Static NAT establishes a one-to-one mapping between a specific private IP address and a public IP address. This approach requires a dedicated public IP for each private host, making it unsuitable for environments with limited public address pools. However, static NAT provides predictable addressing and simplifies firewall rule configuration.

Configuration example for static NAT:

[S1] system-view
[S1] undo info-center enable
[S1] sysname AR1

[S1] interface GigabitEthernet0/0/0
[S1-GigabitEthernet0/0/0] ip address 192.168.10.1 255.255.255.0
[S1] interface GigabitEthernet0/0/1
[S1-GigabitEthernet0/0/1] ip address 203.0.113.1 255.255.255.0

[S1] nat static global 203.0.113.10 inside 192.168.10.100

[S1] display nat static
[S1] interface GigabitEthernet0/0/1
[S1-GigabitEthernet0/0/1] nat static enable

Dynamic Address Translation

Dynamic NAT allocates public addresses from a predefined pool to internal hosts on a first-come, first-served basis. Each private address maps to a public address temporarily, with the mapping released when the session terminates. This approach provides better address utilization than static NAT but lacks session persistence.
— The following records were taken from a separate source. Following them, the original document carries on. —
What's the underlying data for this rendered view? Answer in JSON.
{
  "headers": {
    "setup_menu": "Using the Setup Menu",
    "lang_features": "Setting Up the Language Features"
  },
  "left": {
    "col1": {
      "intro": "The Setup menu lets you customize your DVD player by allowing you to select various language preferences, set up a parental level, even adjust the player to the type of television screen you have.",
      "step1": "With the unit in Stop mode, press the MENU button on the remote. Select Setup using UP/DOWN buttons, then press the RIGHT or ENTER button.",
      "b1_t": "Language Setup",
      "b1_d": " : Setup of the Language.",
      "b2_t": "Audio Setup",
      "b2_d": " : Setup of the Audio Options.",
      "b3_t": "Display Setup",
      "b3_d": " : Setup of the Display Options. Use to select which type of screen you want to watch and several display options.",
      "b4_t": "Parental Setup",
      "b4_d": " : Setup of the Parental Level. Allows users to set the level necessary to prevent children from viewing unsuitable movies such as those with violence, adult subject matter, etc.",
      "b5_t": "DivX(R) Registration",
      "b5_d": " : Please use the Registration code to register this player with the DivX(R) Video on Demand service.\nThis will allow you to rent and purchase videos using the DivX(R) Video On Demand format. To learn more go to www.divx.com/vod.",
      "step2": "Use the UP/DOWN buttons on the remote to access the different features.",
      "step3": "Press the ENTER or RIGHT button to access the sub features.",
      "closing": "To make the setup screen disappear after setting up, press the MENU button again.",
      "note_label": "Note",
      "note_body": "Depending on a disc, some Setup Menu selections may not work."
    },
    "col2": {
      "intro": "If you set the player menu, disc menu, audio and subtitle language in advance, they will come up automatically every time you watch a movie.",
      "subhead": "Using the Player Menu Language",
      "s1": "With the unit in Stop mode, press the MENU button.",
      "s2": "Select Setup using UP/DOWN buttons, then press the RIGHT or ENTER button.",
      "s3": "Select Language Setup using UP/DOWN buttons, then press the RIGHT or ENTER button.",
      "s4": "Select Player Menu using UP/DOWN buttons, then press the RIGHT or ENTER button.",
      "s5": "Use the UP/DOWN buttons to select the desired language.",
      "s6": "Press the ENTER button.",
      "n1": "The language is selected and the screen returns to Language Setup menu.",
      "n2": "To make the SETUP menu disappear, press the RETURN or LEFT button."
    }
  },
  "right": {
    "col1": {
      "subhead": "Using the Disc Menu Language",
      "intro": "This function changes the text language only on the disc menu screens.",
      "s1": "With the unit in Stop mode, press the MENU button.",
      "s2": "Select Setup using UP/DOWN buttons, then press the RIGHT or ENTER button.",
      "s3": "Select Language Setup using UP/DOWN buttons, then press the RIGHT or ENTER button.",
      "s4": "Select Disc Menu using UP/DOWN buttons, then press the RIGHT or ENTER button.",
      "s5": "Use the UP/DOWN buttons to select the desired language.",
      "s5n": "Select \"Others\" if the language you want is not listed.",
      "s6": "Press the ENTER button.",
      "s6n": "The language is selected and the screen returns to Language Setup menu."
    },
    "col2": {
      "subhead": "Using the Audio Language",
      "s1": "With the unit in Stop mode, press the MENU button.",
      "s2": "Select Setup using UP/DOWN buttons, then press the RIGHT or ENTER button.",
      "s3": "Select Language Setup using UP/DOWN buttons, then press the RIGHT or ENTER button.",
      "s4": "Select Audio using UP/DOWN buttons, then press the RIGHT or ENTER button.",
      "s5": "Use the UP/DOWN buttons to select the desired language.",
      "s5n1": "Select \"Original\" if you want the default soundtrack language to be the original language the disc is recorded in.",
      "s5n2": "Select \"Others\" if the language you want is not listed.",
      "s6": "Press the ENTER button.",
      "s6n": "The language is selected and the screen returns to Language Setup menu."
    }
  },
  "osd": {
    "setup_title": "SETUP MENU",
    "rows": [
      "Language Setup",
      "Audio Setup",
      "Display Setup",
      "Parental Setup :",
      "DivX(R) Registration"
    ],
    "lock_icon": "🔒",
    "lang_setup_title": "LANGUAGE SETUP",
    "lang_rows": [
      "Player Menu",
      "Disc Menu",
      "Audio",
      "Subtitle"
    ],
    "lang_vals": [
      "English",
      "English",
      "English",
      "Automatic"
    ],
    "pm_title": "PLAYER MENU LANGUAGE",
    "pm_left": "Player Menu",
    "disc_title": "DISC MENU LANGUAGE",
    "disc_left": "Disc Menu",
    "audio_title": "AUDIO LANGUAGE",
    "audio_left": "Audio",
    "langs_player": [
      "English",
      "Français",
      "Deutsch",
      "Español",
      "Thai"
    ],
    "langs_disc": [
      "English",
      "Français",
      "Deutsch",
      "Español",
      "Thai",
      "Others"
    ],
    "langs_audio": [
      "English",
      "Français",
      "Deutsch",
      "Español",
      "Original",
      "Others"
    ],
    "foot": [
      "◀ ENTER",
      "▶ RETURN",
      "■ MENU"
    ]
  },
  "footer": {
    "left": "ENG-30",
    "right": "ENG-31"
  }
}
Configuration example for dynamic NAT:

[S1] system-view
[S1] undo info-center enable
[S1] sysname AR1

[S1] interface GigabitEthernet0/0/0
[S1-GigabitEthernet0/0/0] ip address 192.168.10.1 255.255.255.0
[S1] interface GigabitEthernet0/0/1
[S1-GigabitEthernet0/0/1] ip address 203.0.113.1 255.255.255.0

[S1] nat address-group 1 203.0.113.100 203.0.113.200
[S1] acl number 2000
[S1-acl-2000] rule permit source 192.168.10.0 0.0.0.255

[S1] interface GigabitEthernet0/0/1
[S1-GigabitEthernet0/0/1] nat outbound 2000 address-group 1 no-pat
[S1] display nat outbound

Port Address Translation (PAT)

PAT, also known as NAT with Port Multiplexing or NAPT (Network Address Port Translation), enables multiple private hosts to share a single public IP address through unique port numbers. This technique dramatically improves address efficiency and represents the most widely deployed NAT variant.

NAPT Configuration

NAPT maps multiple private addresses to a single public address using distinct source ports:

[S1] system-view
[S1] undo info-center enable
[S1] sysname AR2

[S1] nat address-group 1 198.51.100.10 198.51.100.10
[S1] acl number 2000
[S1-acl-2000] rule permit source 172.16.1.0 0.0.0.255

[S1] interface GigabitEthernet0/0/1
[S1-GigabitEthernet0/0/1] ip address 13.1.1.30 255.255.255.0
[S1-GigabitEthernet0/0/1] nat outbound 2000 address-group 1

[S1] interface GigabitEthernet0/0/0
[S1-GigabitEthernet0/0/0] ip address 172.16.1.1 255.255.255.0

Easy IP Configuration

Easy IP derives the translated address directly from the router's external interface, eliminating the need for a separate address pool:

[S1] system-view
[S1] acl number 3000
[S1-acl-3000] rule permit ip source 192.168.1.0 0.0.0.255

[S1] interface GigabitEthernet0/0/1
[S1-GigabitEthernet0/0/1] nat outbound 3000

NAT Server Configuration

NAT Server enables external access to internal services by mapping public ports to private endpoints:

[S1] interface GigabitEthernet0/0/0
[S1-GigabitEthernet0/0/0] nat server protocol tcp global current-interface 8080 inside 192.168.1.10 80

Access Control Lists in NAT Contexts

Access Control Lists (ACLs) define traffic classification rules that NAT implementations reference to determine which packets require translation. ACLs consist of sequential rules with permit or deny actions, each identified by a unique rule number.

Rule syntax uses wildcard masks rather than subnet masks:

[S1] acl number 2000
[S1-acl-2000] rule 5 permit source 192.168.1.0 0.0.0.255
[S1-acl-2000] rule 10 deny source 192.168.2.0 0.0.0.255

The wildcard mask 0.0.0.255 corresponds to the subnet mask 255.255.255.0, indicating the network portion of the address.